Recognizing he was on a dangerous path, in 2015, a court ordered Olson to complete an 18-month faith-based recovery program, Teen Challenge of the Dakotas in Brookings, S.D.
That’s where the 2013 Luverne High School graduate turned over a new leaf, and where he said he met God and learned how to address feelings - produced particularly by the loss of a family member - that he’d been suppressing with meth use.
“(Meth) numbed me,” he said matter-of-factly. “It made me not feel the emotion, and feeling the reality of actually losing somebody kind of sucks.”
Olson’s sobriety lasted two years before he was roped back in by drugs. Having recently found Christ, Olson claims - with the Holy Spirit working through him - to have admitted his wrongdoing to his probation agent, which landed him back in jail with two options: prison or drug court.
Life continued between November 2016 when he was admitted into drug court and Wednesday’s graduation.

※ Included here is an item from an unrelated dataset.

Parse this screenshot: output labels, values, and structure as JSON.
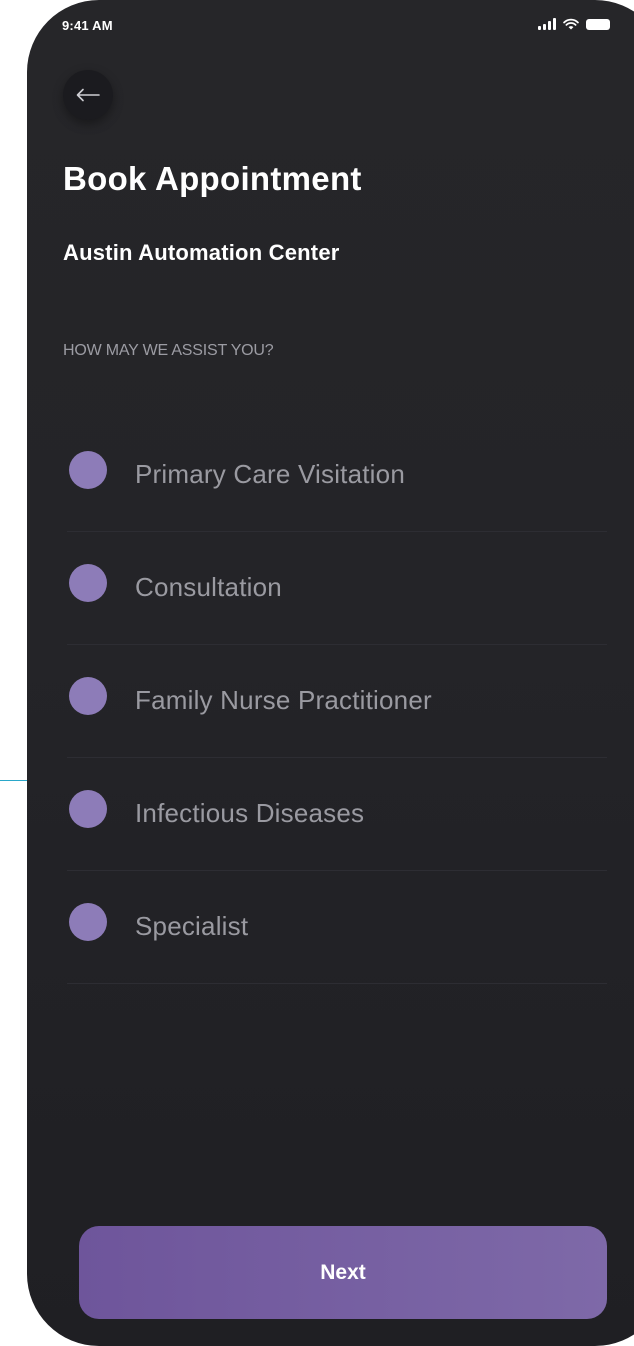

During that time, Olson considers himself grateful to have been accepted by the Luverne United Methodist Church congregation and Pastor Dorie Hall, where he serves as a youth pastor.
“I want to teach kids that life is challenging, but if you have God in your life and people in your life, you can achieve greatness,” he said.
Olson recalls having the opportunity to openly share his testimony with the congregation about his drug abuse and how he found the Lord.
“You can go from darkness to light,” he said of one message he preaches using his personal history.
He plans to begin seminary classes next year.
During that same time, Olson found his soulmate in Lewis after his release from a self-imposed hiatus from women.
“They tell you not to be in a relationship before your first year of drug court,” he said. “So I didn’t talk to any females for a year, which was very challenging.”
The two met on social app, Tinder, and hit it off. Because of his passion for youth, Olson also created a relationship with Lewis’ three adopted children, which he already claims as his own.
“We have three boys,” he said. “One set of twins and a 3-year-old that loves to make my life crazy.”
Now that Olson’s life is on the up and up, he’s able to reflect on what has been integral to getting him to where he is today.
He said honesty - with himself and staff - along with setting and abiding by a strict daily schedule, and his supporters, were all necessary to his successful completion of his 686-day drug court term.
He also gives a lot of credit to his boss, Jordan, at Big Top Tent Rentals in Luverne for allowing him the flexibility to fulfill his drug court commitment. He’s looking forward to getting his felony charge expunged in two years so that he travel to find his family in India.
His accomplishment is reason to celebrate, but considers his journey far from complete.
“My journey will be over when I am at peace with God,” he said. “When you have been buried - and when you've been sober until you’re buried - that’s an accomplishment. It’s a bumpy road, but it’s a more rewarding road than being a non-productive member of a society - hiding through a window, being on drugs and alcohol and submitting yourself to fear.”